= Pablo González (conductor) =

Spanish conductor

Pablo González Bernardo (known as Pablo González) (born 1975), is a Spanish conductor.
==Biography==
Pablo González was born in Oviedo, Spain, and studied at the Conservatoire in his hometown and in London at the Guildhall School of Music and Drama. In 2000, González won the first prize of the Donatella Flick Conducting Competition and in 2006 the first prize of the Cadaqués Orchestra International Conducting Competition.

Pablo González has served as assistant conductor of the London Symphony Orchestra, the Spanish National Youth Orchestra and the Bournemouth Symphony Orchestra, Bournemouth Sinfonietta and as principal guest conductor of the Cadaqués Orchestra.
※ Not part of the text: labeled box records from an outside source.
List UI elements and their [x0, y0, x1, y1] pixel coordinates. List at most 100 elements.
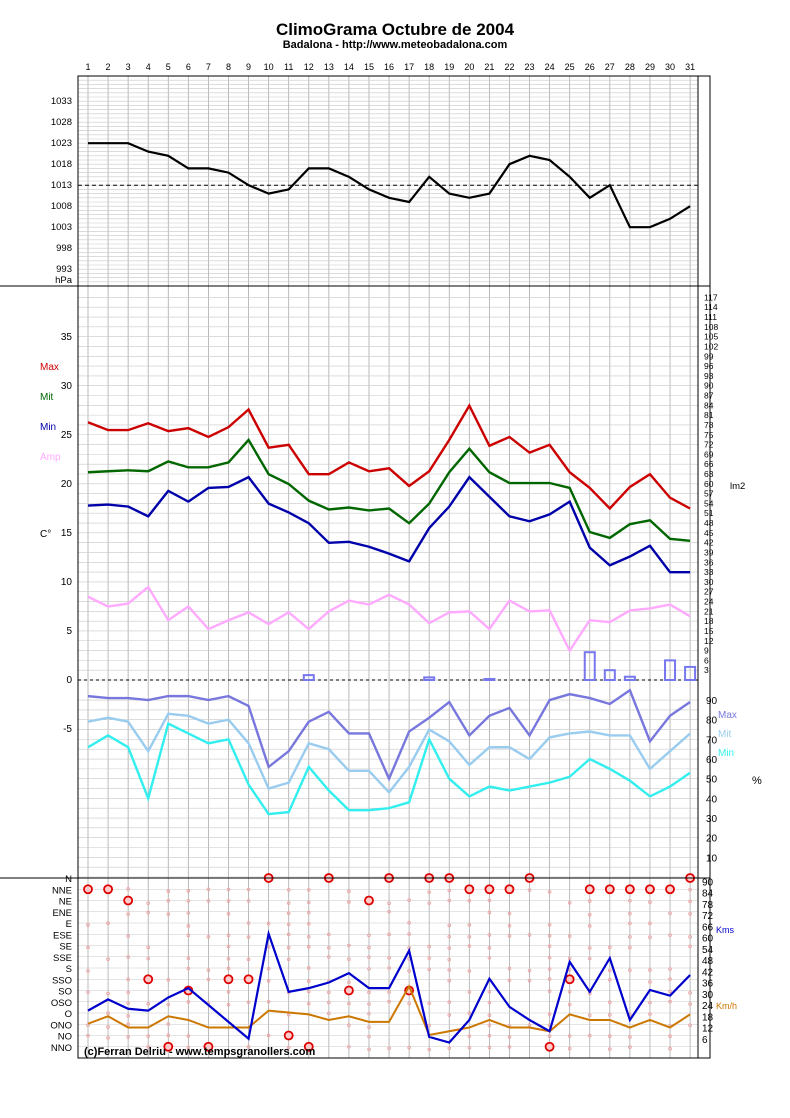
- rain-tick-label: 96: [704, 361, 714, 371]
- rain-tick-label: 54: [704, 498, 714, 508]
- wind-tick-label: 60: [702, 934, 714, 945]
- wind-freq-dot: [447, 1046, 452, 1050]
- wind-freq-dot: [688, 944, 692, 949]
- wind-freq-dot: [186, 1034, 191, 1038]
- wind-dominant-dir-marker: [163, 1041, 174, 1052]
- wind-freq-dot: [668, 1046, 672, 1051]
- wind-dominant-dir-marker: [123, 895, 134, 906]
- wind-freq-dot: [86, 923, 90, 927]
- wind-freq-dot: [507, 978, 512, 983]
- temp-legend-label: Mit: [40, 392, 54, 403]
- wind-tick-label: 42: [702, 967, 714, 978]
- wind-freq-dot: [467, 1034, 472, 1038]
- wind-freq-dot: [648, 935, 652, 939]
- wind-freq-dot: [628, 945, 632, 950]
- x-tick-label: 4: [146, 62, 151, 72]
- wind-freq-dot: [166, 1002, 171, 1007]
- wind-freq-dot: [186, 924, 191, 928]
- wind-dir-label: OSO: [51, 998, 72, 1009]
- wind-freq-dot: [266, 966, 271, 971]
- wind-freq-dot: [427, 967, 431, 972]
- wind-dominant-dir-marker: [464, 884, 475, 895]
- rain-bar: [684, 665, 697, 681]
- wind-dir-label: SO: [58, 987, 72, 998]
- hum-tick-label: 10: [706, 853, 718, 864]
- rain-tick-label: 12: [704, 636, 714, 646]
- x-tick-label: 25: [565, 62, 575, 72]
- wind-freq-dot: [447, 898, 452, 903]
- wind-freq-dot: [166, 889, 171, 893]
- wind-freq-dot: [387, 932, 391, 937]
- wind-freq-dot: [447, 888, 452, 893]
- wind-freq-dot: [246, 899, 251, 903]
- temp-tick-label: 30: [61, 381, 73, 392]
- rain-tick-label: 66: [704, 459, 714, 469]
- wind-freq-dot: [608, 1013, 612, 1017]
- wind-dir-label: NNE: [52, 885, 72, 896]
- wind-freq-dot: [246, 921, 251, 925]
- rain-bar: [583, 651, 596, 682]
- wind-freq-dot: [668, 911, 672, 916]
- wind-tick-label: 12: [702, 1024, 714, 1035]
- wind-freq-dot: [487, 1033, 492, 1038]
- x-tick-label: 21: [484, 62, 494, 72]
- x-tick-label: 12: [304, 62, 314, 72]
- rain-tick-label: 81: [704, 410, 714, 420]
- wind-secondary-unit-label: Km/h: [716, 1001, 737, 1011]
- wind-freq-dot: [427, 1047, 431, 1052]
- wind-freq-dot: [487, 933, 492, 937]
- pressure-tick-label: 1013: [51, 180, 72, 191]
- hum-tick-label: 50: [706, 775, 718, 786]
- wind-freq-dot: [206, 899, 211, 903]
- wind-tick-label: 66: [702, 922, 714, 933]
- hum-tick-label: 80: [706, 716, 718, 727]
- wind-freq-dot: [407, 1001, 411, 1006]
- rain-tick-label: 72: [704, 440, 714, 450]
- wind-freq-dot: [226, 966, 231, 971]
- x-tick-label: 14: [344, 62, 354, 72]
- hum-tick-label: 90: [706, 696, 718, 707]
- wind-freq-dot: [447, 957, 452, 962]
- wind-freq-dot: [648, 968, 652, 972]
- wind-freq-dot: [166, 898, 171, 903]
- wind-freq-dot: [487, 946, 492, 950]
- wind-tick-label: 18: [702, 1012, 714, 1023]
- rain-tick-label: 36: [704, 557, 714, 567]
- wind-freq-dot: [547, 989, 552, 993]
- wind-freq-dot: [407, 920, 411, 925]
- wind-dominant-dir-marker: [243, 974, 254, 985]
- wind-freq-dot: [407, 969, 411, 973]
- hum-tick-label: 70: [706, 735, 718, 746]
- wind-freq-dot: [347, 1023, 351, 1027]
- wind-freq-dot: [286, 911, 291, 915]
- wind-freq-dot: [668, 1034, 672, 1038]
- wind-freq-dot: [286, 932, 291, 937]
- wind-freq-dot: [266, 1033, 271, 1038]
- wind-freq-dot: [628, 898, 632, 903]
- rain-tick-label: 51: [704, 508, 714, 518]
- wind-freq-dot: [327, 1011, 331, 1016]
- x-tick-label: 13: [324, 62, 334, 72]
- wind-freq-dot: [327, 932, 331, 937]
- wind-freq-dot: [688, 935, 692, 939]
- wind-freq-dot: [126, 1022, 130, 1027]
- wind-freq-dot: [387, 990, 391, 994]
- wind-dominant-dir-marker: [283, 1030, 294, 1041]
- wind-freq-dot: [347, 1045, 351, 1049]
- wind-freq-dot: [367, 945, 371, 950]
- wind-freq-dot: [306, 934, 311, 939]
- wind-freq-dot: [306, 888, 311, 892]
- rain-bar: [623, 675, 636, 681]
- wind-freq-dot: [467, 1011, 472, 1015]
- rain-bar: [423, 676, 436, 681]
- pressure-tick-label: 993: [56, 264, 72, 275]
- x-tick-label: 6: [186, 62, 191, 72]
- wind-freq-dot: [306, 900, 311, 905]
- wind-freq-dot: [427, 1023, 431, 1028]
- wind-freq-dot: [527, 978, 532, 983]
- rain-tick-label: 45: [704, 528, 714, 538]
- wind-gust-line: [87, 983, 691, 1037]
- wind-freq-dot: [166, 1022, 171, 1026]
- wind-freq-dot: [487, 956, 492, 960]
- wind-dominant-dir-marker: [484, 884, 495, 895]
As a guest conductor he has also conducted the Orchestre de Chambre de Lausanne, Deutsche Radio Philharmonie, Danish National Chamber Orchestra, City of London Sinfonia, Sinfonieorchester Basel, Orchestre National de Belgique, Wiener Kammerorchester, Orchestre Philarmonique de Strasbourg, Royal Flemish Philharmonic, Hamburger Symphoniker, Orchestre Philarmonique de Liège, Winterthur Musikkolegium and most of the orchestras in Spain.

In October 2008 González was appointed principal conductor of the Barcelona Symphony and Catalonia National Orchestra.